Artificial Intelligence can be a useful tool to support your application, however, all examples and statements provided must be truthful, factually accurate and taken directly from your own experience. Where plagiarism has been identified (presenting the ideas and experiences of others, or generated by artificial intelligence, as your own) applications may be withdrawn and internal candidates may be subject to disciplinary action.  Please see our candidate guidance for more information on appropriate and inappropriate use.

In the event we receive a high volume of applications, we will conduct the initial sift against the lead criteria which is: 

• Demonstrable experience delivering high-quality, detailed cyber security risk assessments and assurance in large, fast moving, complex digital environments, ideally government or critical infrastructure.

Please note that this role requires SC clearance, which would normally need 5 years’ UK residency in the past 5 years. This is not an absolute requirement, but supplementary checks may be needed where individuals have not lived in the UK for that period. This may mean your security clearance (and therefore your appointment) will take longer or, in some cases, not be possible.In the Civil Service, we use Success Profiles to evaluate your skills and ability. This gives us the best possible chance of finding the right person for the job, increases performance and improves diversity and inclusivity.
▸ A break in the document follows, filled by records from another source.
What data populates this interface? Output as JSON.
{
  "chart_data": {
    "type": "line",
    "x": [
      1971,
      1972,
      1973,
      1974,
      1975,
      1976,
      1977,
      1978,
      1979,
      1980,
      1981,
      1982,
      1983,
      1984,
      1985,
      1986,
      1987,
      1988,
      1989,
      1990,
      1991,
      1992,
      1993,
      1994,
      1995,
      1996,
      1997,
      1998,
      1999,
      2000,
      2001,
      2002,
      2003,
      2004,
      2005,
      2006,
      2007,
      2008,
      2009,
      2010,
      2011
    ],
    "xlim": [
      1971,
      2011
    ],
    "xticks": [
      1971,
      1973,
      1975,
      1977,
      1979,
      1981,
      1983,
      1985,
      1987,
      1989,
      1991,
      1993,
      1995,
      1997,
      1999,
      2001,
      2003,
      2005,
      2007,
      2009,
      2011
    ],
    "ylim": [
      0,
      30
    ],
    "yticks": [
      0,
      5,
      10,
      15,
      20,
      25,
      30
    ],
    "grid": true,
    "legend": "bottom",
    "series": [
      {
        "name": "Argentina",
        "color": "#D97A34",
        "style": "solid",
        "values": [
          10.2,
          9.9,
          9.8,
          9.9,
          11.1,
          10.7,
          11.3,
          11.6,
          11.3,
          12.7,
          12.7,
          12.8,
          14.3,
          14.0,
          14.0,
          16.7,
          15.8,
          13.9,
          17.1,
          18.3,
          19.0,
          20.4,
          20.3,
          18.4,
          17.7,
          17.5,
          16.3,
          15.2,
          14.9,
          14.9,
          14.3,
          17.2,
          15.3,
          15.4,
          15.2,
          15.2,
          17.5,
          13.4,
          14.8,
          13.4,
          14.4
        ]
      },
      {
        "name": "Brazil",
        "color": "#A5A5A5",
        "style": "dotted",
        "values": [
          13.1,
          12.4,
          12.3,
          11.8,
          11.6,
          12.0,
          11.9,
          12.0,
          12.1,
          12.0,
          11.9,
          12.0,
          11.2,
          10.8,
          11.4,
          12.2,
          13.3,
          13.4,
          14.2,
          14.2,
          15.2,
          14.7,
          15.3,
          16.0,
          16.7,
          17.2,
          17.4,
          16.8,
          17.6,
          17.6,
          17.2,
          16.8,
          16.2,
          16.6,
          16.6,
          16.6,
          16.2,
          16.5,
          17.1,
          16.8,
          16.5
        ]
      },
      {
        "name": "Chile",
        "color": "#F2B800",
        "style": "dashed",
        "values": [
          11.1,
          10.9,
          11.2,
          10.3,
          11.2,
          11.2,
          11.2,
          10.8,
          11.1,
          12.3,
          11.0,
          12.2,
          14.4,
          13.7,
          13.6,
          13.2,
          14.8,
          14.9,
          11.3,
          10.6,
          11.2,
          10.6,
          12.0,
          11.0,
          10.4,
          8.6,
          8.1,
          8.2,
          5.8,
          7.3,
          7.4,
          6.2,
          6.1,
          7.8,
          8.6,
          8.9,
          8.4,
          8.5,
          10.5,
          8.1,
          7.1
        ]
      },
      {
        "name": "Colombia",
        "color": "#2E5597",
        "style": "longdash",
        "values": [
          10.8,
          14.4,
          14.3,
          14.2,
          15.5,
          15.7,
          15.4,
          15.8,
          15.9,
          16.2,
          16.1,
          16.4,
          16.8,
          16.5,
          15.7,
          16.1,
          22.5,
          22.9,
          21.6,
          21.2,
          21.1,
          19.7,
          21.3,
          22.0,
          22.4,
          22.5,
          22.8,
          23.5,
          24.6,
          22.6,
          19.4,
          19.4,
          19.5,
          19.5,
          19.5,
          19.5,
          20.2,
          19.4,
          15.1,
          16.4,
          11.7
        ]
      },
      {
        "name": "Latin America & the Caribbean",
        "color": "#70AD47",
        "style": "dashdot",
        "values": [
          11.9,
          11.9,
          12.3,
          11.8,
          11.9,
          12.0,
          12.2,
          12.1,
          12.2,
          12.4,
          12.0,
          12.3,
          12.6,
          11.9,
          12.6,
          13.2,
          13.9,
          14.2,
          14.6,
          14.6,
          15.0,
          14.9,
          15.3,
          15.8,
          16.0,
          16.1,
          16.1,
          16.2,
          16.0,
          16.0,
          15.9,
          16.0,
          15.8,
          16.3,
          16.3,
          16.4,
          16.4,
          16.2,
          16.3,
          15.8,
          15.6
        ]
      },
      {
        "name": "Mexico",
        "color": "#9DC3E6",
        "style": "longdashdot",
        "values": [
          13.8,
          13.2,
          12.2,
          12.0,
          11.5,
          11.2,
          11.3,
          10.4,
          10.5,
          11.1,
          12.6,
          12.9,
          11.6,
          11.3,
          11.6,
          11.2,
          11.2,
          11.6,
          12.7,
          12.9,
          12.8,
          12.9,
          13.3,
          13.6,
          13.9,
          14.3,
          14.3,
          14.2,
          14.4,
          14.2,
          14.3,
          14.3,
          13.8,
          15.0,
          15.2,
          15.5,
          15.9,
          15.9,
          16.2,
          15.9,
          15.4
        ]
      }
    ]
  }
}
We’ll be assessing your technical abilities, skills, experience and behaviours that are relevant to this role.

For this role we’ll be assessing you against the following Civil Service Behaviours:

• changing and improving
• seeing the bigger picture
• communicating and influencing
• working at pace

We’ll also be assessing your experience and specialist technical skills against the following skills defined in the Government Security Profession’s Cyber Security Risk Manager Principal Professional Career framework (see pages 122-125 inclusive) for the Cyber Security Risk Manager Principal role.

• Information risk assessment & risk management
• Applied security capability
• Protective security
• Threat understanding

Recruitment Timeline

Sift completion: 9/12/2025

Panel interviews: starts 16/12/2025

Candidates that do not pass the interview but have demonstrated an acceptable standard may be considered for similar roles at a lower grade.

A reserve list will be held for a period of 12 months, from which further appointments can be made.

The Civil Service is committed to attract, retain and invest in talent wherever it is found. To learn more please see the Civil Service People Plan and the Civil Service D&I Strategy.

Sponsorship

DSIT cannot offer Visa sponsorship to candidates through this campaign. DSIT holds a Visa sponsorship licence but this can only be used for certain roles and this campaign does not qualify.

Feedback will only be provided if you attend an interview or assessment.